Michael I. Meyerson, Political Numeracy (bound galleys, 1/11)
I was still a Good Republican in 2002, though I was wavering. So this may well be a "why lefty economics never adds up" book, though I hope not. Let me check.
Nope: looks like this was more of a follower in the school of Freakonomics: applying scientific rigor, at least in theory, to some thorny policy questions to find Provable Right Answers. A lot of people thought that was possible, in that technocratic time, but that thread in American discourse seems to have mostly disappeared: right-wingers aren't interested in objective facts or science to begin with, and left-wingers are coming from a different direction.
It looks like Meyerson was either using political issues to explain mathematical concepts, or using mathematical concepts to show how political issues could be solved in a roughly utilitarian way, and I don't think anyone took the hint.

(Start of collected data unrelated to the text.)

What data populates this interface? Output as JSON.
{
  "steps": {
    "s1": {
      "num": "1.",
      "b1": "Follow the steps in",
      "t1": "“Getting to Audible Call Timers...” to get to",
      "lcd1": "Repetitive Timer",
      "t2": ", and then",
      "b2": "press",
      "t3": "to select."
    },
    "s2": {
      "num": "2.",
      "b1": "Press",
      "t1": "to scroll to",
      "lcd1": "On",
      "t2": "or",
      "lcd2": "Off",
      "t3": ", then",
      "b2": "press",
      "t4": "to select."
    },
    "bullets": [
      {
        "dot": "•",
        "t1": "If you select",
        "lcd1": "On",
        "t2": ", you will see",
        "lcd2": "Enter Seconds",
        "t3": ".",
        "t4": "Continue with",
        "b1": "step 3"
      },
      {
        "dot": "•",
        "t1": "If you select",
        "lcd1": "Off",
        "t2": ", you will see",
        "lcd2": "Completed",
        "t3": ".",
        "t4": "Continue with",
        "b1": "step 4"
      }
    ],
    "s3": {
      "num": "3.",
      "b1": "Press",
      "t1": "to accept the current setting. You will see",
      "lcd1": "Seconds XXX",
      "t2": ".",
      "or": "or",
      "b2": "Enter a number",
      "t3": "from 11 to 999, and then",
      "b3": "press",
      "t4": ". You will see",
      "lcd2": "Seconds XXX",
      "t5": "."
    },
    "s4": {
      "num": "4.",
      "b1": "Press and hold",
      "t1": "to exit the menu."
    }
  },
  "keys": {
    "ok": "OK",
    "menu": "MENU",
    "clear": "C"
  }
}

Kazuo Koike and Goseki Kojima, Lone Wolf & Cub, Vol. 16: Gateway Into Winter (1/13)
This was just past the half-way point of the samurai epic, which was collected in twenty-eight volumes. Even if I read dug out the descriptive copy for this book, I don't think I could say anything coherent about this specific piece of the larger story. I did think the whole series was excellent, and I'd read it again if I hadn't lost all of those books in my 2011 flood. (Buying twenty-eight books for a re-read is more than I feel up to at the moment. Maybe someday.)

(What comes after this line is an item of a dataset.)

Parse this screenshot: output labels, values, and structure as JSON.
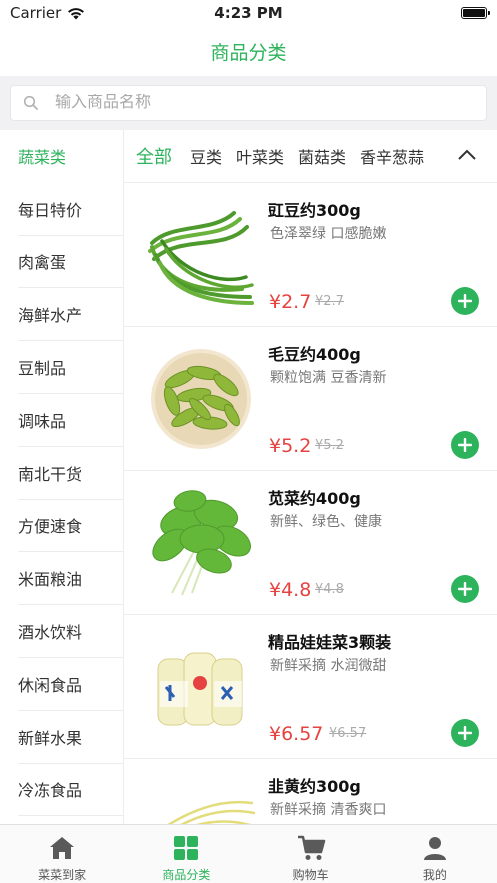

Doron Swade, The Difference Engine (1/15)
I had to look it up, because my mind kept going to the Gibson/Sterling book of ten years earlier. This is a non-fiction work about Charles Babbage and his machines, and, knowing that, I can vaguely remember reading a book about that at some point. (This one, presumably: unless I've read multiple books on Babbage without keeping track, which is unlikely but not impossible.)

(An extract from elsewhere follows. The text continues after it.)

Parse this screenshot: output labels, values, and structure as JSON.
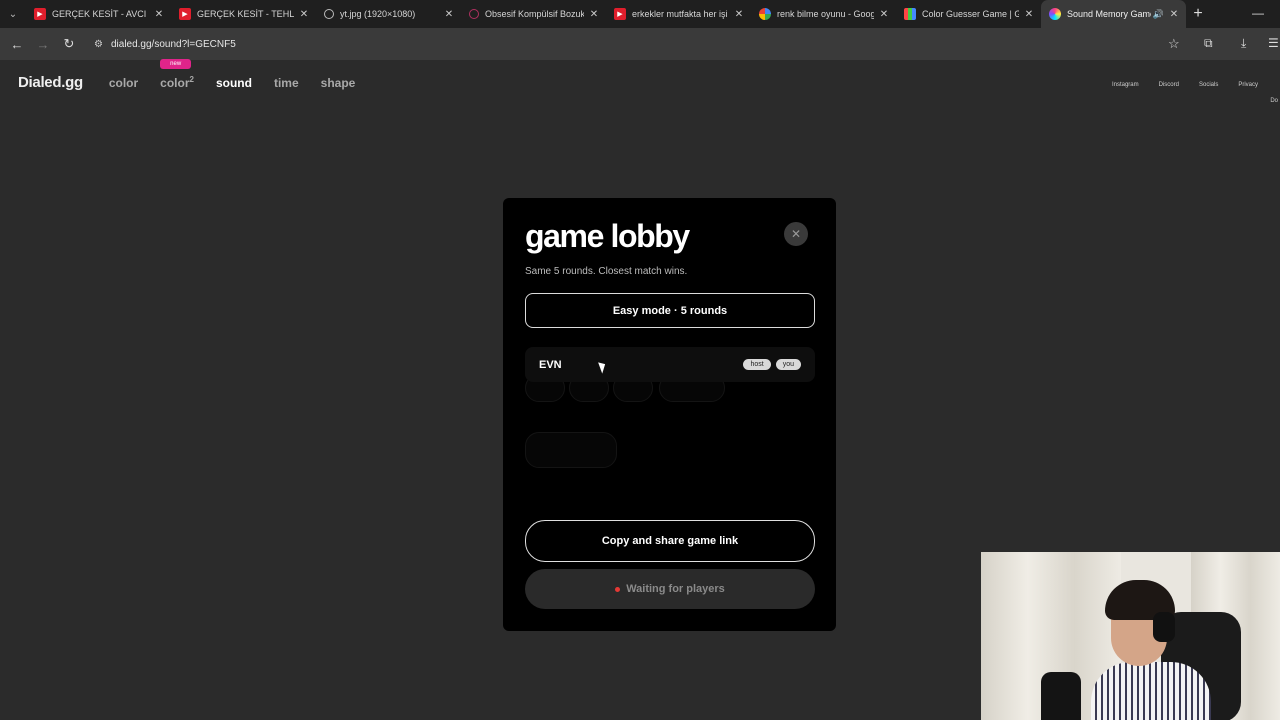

Swade was assistant director of the Science Museum in London, and led the team that built the first working Difference Engine in 1991. (So I'm pretty sure this is the book I'm remembering.) As I vaguely remember now, it's Babbage's story, not Swade's -- there might be an intro or something about his team's work, but the book itself is a conventional this-one-interesting-thing-in-history kind of book.
Calvin Trillin, Tepper Isn't Going Out (1/16)
This book I actually do remember! Trillin has only written a few novels - Barnett Fummer Is an Unbloomed Flower, a very hippie-inspired book from the late '60s, Floater, a very newspaper-inspired novel from 1980, and this one, a very New York-inspired book that was new at the time.
Trillin is a great writer, funny in a wry way no matter what he's writing, and I remember this as one of his best books. It is deeply frivolous - as I recall, he referred to it as a the only novel ever written about parking. Tepper is a guy who likes to read the newspaper in his car, and inevitably, people ask him if he's leaving that spot. He isn't. I believe he becomes local-famous for this, and the plot escalates from there: silly, parochial, and specific, all things Trillin is good at.
Richard Stark, The Score (1/17)
This is the fifth of the Parker novels; I may have been trying to read through them at the time. A decade later, in 2013, I read and reviewed the entire series in the puckishly titled blog series "Starktober." (No points for guessing what month it took place in.) So let me just link to my more detailed post on The Score.
Immediately before that, I finished Jorge Luis Borges's Selected Poems (no memory at all). And right afterward I had some reading for work: a two-book Star Trek: Stargazer series by Michael Jan Friedman (I don't remember what Stargazer was; my guess is a book-only series with some new characters) and then R.A. Salvatore's novel Transcendence (I'm sure it was part of some series; but I'd have to look it up.).